This side-by-side comparison shows observations of the Southern Ring Nebula in near-infrared light (left) and mid-infrared light (right) from the NASA/ESA/CSA Webb Telescope.
This scene was created by a white dwarf star – the remnant of a star like our Sun after it shed its outer layers and stopped burning fuel through nuclear fusion. Those outer layers now form the ejected shells seen in this view.
In the Near-Infrared Camera (NIRCam) image, the white dwarf appears to the lower left of the bright, central star, partially hidden by a diffraction spike. The same star appears – but brighter, larger, and redder – in the Mid-Infrared Instrument (MIRI) image. This white dwarf star is cloaked in thick layers of dust, which make it appear larger.
The brighter star in both images hasn’t yet shed its layers. It closely orbits the dimmer white dwarf, helping to distribute what it’s ejected.
Over thousands of years and before it became a white dwarf, the star periodically ejected mass – the visible shells of material. As if on repeat, it contracted, heated up, and then, unable to push out more material, pulsated. Stellar material was sent in all directions – like a rotating sprinkler – and provided the ingredients for this asymmetrical landscape.
Today, the white dwarf is heating up the gas in the inner regions – which appear blue in the left-hand image and red in the right-hand image. Both stars are lighting up the outer regions, shown in orange and blue, respectively.
The images look very different because NIRCam and MIRI collect different wavelengths of light. NIRCam observes near-infrared light, which is closer to the visible wavelengths our eyes detect. MIRI goes farther into the infrared, picking up mid-infrared wavelengths. The second star appears more clearly in the MIRI image, because this instrument can see the gleaming dust around it, bringing it more clearly into view.
The stars – and their layers of light – steal more attention in the NIRCam image, while dust plays the lead in the MIRI image, specifically dust that is illuminated.
Peer at the circular region at the centre of each image. Each contains a wobbly, asymmetrical belt of material. This is where the two ‘bowls’ that make up the nebula meet. (In this view, the nebula is at a 40-degree angle.) This belt is easier to spot in the MIRI image – look for the yellowish circle – but is also visible in the NIRCam image.
The light that travels through the orange dust in the NIRCam image – which look like spotlights – disappears at longer infrared wavelengths in the MIRI image.
In near-infrared light, stars have more prominent diffraction spikes because they are so bright at these wavelengths. In mid-infrared light, diffraction spikes also appear around stars, but they are fainter and smaller (zoom in to spot them).
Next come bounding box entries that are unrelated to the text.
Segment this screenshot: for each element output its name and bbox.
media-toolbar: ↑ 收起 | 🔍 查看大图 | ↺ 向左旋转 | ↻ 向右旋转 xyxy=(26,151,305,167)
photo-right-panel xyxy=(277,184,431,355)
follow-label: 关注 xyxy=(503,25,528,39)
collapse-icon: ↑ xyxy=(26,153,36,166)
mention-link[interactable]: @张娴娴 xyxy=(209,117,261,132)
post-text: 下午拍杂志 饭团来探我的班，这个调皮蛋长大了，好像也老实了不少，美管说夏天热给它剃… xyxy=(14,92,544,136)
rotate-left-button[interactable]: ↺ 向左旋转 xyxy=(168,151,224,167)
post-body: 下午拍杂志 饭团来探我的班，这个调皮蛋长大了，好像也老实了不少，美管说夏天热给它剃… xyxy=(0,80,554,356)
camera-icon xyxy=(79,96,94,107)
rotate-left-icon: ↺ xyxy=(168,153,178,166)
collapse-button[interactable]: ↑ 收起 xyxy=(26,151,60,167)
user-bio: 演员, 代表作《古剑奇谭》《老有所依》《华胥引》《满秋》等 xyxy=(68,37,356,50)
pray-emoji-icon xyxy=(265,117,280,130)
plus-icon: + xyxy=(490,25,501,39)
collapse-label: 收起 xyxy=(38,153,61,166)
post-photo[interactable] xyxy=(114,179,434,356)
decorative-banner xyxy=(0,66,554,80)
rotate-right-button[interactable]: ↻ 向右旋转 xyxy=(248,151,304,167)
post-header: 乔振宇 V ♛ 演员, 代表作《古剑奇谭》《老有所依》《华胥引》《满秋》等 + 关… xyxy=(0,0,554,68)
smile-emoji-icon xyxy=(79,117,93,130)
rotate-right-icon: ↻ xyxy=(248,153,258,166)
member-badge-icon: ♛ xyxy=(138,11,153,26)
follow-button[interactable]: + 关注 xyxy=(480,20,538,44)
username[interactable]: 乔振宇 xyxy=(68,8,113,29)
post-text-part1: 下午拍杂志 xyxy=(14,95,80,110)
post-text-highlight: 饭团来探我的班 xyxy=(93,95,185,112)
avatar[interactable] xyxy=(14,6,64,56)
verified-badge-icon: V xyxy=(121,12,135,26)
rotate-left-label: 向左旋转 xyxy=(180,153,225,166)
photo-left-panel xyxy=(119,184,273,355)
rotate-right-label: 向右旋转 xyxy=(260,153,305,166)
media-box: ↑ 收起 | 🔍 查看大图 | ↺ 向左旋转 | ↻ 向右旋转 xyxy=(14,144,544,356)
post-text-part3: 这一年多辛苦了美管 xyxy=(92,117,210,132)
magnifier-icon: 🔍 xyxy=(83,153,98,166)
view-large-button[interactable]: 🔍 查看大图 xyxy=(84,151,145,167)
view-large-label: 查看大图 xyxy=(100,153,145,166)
Physics explains the difference in the resolution of these images. NIRCam delivers high-resolution imaging because these wavelengths of light are shorter. MIRI supplies medium-resolution imagery because its wavelengths are longer; the longer the wavelength, the coarser the images are. But both deliver an incredible amount of detail about every object they observe – providing never-before-seen vistas of the universe.